Big Deal Notes

Big Deal & How Can We Cancel Journals
Facilitated by John Carey, Notes by Jessica Spears

Various methods for cutting down on the cost of journal subscriptions were

  • Pay-per-view
  • Patron Driven Acquisition
  • Tokens which can be bought at the beginning of the year and later redeemed for articles.
  • Tiered pricing can be negotiated with the vendors.
  • Consortiums can be used to negotiate with a larger group of users.
  • “Get it now” links can be added to SFX. The patron gets the article immediately and the library gets the bill at the end of the month.
  • Leasing e-textbooks, rather than buying them.
  • Ranking journals with multiple different metrics in order to negotiate with publishers more effectively.

There are problems with the current way of paying for journals.

Embargoes on the latest issues are put in place to protect the print, even on popular and news-heavy journals where the latest issues are the only ones that patrons need.

The cost of base packages are so steep that one package is sometimes more than the entire budget for a department.

Because databases are so expensive, libraries have to limit patrons to one package when more than one would have been better.

A la carte options are not available. All you need is one or two journals, but the publisher or vendor does not offer single titles.

Springer has ads in their database. (could this be a future trend?)

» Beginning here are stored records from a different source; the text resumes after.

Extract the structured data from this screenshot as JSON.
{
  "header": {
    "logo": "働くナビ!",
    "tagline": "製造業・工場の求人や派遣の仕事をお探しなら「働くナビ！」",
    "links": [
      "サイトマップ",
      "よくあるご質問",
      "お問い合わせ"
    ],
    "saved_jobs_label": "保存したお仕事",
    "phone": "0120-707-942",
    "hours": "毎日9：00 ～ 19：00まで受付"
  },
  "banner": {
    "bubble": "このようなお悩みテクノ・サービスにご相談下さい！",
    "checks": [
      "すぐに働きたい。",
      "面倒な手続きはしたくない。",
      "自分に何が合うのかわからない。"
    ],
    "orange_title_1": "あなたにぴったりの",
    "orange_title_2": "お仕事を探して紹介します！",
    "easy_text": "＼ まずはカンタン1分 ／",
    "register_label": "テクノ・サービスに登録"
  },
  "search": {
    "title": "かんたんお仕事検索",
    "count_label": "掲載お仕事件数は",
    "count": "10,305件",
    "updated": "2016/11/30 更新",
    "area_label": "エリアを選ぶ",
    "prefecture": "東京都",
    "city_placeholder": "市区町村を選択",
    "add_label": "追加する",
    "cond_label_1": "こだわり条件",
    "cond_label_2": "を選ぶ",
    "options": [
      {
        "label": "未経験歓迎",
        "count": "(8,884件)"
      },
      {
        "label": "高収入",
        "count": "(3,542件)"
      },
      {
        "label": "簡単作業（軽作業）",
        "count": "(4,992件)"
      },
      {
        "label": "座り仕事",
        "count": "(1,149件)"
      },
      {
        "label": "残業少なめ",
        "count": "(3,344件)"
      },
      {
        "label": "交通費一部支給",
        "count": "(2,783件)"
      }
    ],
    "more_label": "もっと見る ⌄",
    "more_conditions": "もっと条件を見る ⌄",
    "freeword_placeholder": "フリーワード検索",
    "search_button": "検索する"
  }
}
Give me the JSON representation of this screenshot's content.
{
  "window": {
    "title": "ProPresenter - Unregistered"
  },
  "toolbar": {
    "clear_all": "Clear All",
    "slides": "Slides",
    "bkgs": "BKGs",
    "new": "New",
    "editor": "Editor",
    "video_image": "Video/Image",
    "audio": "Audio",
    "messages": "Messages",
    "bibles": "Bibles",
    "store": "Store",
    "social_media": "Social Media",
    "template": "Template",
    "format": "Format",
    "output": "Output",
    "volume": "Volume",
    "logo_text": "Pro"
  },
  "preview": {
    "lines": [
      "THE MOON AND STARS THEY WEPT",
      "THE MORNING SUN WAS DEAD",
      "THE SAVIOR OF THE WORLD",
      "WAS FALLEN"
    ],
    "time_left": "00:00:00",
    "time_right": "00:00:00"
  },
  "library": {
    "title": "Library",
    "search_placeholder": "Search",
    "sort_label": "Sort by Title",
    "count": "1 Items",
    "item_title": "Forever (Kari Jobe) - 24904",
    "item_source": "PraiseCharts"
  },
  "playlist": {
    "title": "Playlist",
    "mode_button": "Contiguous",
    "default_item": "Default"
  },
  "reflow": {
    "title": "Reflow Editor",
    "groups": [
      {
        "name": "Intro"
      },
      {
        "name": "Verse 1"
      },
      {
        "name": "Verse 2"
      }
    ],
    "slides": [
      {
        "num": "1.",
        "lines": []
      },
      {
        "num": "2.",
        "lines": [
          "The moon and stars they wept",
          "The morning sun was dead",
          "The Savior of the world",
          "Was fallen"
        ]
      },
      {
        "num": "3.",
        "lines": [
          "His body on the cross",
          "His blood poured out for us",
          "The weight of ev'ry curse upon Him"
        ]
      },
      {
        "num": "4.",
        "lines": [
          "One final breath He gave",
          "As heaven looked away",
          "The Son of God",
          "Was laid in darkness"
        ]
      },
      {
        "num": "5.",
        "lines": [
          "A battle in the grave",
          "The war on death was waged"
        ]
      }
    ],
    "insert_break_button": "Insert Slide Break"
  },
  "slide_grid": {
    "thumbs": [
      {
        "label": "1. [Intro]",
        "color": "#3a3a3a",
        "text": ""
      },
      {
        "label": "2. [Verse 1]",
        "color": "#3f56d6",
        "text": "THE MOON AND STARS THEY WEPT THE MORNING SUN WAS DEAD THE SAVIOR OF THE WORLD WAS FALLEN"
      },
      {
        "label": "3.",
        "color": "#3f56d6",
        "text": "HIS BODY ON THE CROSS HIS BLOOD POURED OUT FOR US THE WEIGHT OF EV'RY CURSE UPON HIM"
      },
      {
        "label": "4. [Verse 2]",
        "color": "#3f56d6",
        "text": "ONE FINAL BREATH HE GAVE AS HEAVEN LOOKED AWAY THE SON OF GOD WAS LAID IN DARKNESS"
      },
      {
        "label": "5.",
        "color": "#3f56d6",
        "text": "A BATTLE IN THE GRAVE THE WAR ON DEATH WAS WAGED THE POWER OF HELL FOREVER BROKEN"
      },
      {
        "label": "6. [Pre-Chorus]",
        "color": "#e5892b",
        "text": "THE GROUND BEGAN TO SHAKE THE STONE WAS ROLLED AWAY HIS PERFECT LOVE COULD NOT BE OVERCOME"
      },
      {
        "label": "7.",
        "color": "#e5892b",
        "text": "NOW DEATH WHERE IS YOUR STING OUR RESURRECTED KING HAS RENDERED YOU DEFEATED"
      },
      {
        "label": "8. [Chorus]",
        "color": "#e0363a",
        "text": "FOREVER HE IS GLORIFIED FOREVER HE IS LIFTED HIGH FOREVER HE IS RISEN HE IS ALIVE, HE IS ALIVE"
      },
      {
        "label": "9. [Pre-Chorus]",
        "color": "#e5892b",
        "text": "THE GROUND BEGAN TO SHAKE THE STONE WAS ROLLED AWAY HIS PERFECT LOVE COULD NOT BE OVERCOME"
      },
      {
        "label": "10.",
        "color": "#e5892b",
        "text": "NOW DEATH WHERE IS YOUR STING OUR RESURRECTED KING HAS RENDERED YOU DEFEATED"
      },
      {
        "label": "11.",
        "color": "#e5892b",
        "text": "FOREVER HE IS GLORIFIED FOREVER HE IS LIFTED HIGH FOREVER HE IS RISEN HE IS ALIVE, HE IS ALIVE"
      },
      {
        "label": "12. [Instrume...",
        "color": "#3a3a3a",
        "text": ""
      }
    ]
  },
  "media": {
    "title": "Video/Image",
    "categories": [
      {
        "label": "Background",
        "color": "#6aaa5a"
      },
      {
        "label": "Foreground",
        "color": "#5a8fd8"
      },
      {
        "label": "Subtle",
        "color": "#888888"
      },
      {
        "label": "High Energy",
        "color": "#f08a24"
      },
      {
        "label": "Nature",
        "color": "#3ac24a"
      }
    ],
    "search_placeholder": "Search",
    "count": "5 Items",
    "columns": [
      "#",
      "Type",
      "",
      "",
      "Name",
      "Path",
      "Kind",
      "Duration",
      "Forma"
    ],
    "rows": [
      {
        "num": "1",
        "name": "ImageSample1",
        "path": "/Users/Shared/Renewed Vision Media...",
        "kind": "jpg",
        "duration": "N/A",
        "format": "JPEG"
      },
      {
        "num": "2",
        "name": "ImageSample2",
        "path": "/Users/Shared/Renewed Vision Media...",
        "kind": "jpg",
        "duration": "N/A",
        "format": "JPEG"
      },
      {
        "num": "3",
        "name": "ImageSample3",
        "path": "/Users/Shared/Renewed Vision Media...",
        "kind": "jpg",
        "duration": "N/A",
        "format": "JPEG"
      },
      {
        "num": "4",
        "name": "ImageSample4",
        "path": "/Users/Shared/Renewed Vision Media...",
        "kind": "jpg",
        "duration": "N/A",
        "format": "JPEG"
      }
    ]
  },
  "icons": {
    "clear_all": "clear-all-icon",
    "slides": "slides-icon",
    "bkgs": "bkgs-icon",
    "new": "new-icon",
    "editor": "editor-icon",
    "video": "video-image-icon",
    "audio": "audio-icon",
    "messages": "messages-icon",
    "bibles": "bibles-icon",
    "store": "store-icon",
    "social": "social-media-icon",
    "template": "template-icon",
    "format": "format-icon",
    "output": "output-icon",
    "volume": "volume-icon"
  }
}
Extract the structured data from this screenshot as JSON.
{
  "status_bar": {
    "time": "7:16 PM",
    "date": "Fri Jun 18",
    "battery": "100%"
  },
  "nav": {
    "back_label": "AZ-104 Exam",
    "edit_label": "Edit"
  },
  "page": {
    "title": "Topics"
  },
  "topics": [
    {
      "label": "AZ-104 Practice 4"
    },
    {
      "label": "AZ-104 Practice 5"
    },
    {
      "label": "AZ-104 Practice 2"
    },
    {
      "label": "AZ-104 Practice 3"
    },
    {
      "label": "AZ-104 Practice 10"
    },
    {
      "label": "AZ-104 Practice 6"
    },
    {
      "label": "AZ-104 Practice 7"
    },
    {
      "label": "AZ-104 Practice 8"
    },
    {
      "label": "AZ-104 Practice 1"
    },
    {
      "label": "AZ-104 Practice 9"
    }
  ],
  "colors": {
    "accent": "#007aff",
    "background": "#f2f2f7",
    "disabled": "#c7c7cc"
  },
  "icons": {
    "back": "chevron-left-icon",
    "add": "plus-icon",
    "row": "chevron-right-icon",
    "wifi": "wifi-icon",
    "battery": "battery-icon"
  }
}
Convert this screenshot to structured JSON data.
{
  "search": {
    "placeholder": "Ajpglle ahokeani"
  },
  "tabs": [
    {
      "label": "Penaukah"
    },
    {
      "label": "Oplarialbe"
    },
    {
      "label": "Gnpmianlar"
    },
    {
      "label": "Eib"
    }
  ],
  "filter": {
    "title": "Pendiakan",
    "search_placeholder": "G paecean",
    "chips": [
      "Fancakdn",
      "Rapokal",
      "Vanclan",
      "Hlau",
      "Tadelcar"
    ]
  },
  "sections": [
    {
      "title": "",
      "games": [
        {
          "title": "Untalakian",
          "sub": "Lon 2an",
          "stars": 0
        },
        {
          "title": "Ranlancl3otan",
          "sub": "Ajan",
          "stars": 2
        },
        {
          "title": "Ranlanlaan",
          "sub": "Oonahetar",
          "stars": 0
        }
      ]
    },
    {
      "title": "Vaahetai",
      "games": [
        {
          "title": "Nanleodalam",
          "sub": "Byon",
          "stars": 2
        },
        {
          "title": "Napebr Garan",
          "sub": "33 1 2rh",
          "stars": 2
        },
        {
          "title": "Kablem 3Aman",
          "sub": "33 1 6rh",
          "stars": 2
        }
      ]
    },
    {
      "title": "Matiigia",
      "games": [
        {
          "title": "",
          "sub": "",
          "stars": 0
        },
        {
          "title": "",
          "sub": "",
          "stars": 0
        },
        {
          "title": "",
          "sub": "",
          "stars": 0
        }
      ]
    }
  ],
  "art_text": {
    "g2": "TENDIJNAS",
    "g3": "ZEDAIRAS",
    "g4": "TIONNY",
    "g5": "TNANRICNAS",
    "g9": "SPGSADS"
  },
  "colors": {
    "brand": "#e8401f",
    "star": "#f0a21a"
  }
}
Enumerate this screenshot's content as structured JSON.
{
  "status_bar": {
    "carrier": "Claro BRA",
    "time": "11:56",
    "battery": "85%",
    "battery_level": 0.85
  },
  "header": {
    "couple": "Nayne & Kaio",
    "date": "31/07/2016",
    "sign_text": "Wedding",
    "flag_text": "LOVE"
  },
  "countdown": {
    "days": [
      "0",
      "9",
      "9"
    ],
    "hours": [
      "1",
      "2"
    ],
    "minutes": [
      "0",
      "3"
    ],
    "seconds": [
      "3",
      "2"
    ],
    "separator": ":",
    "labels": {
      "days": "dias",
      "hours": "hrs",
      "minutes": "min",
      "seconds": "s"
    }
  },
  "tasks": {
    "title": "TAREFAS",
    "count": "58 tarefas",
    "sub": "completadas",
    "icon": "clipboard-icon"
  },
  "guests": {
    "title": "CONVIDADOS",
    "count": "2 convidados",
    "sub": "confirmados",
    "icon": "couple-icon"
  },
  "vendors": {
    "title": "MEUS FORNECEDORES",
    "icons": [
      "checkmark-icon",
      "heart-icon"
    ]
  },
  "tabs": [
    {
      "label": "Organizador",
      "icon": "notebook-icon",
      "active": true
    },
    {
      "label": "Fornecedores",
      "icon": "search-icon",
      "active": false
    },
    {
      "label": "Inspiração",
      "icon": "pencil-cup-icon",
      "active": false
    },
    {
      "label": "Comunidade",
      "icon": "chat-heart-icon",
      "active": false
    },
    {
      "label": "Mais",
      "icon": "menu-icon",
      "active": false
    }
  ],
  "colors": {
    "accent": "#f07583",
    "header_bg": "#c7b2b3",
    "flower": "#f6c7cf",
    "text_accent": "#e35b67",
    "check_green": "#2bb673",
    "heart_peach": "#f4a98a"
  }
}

You can’t browse Science or Nature from cover to cover on the online version. You have to pull up each article one at a time.

We need a version of “Rent-to-own” in which if a library pays for a certain number of articles in a journal issue, the library can buy the issue for a discounted price.

The lovely librarians from Proquest and Inspec added some insights from the publishers’ perspective.

  • Think about journal packages like TV cable. You may not need three Spanish channels but in order to get AMC, you have to get Telemundo.
  • Publishers charge database managers and indexers enormous amounts.
  • Flexible packages would be very hard on vendors, who have to get some idea of how much money they will make in the coming year.

Things to remember:

  • Cost per use is good for getting a sense of the usefulness of a journal or package.
  • The visibility and availability of a journal affects if it is used. One online journal was getting good steady use. After the library cut the journal, there was no outcry and few turn aways. When the library picked up the journal again, it got steady use again.
  • The Annals of Mathematics tried to go to a voluntary subscription model, but so many subscribers cancelled that they had to start charging again.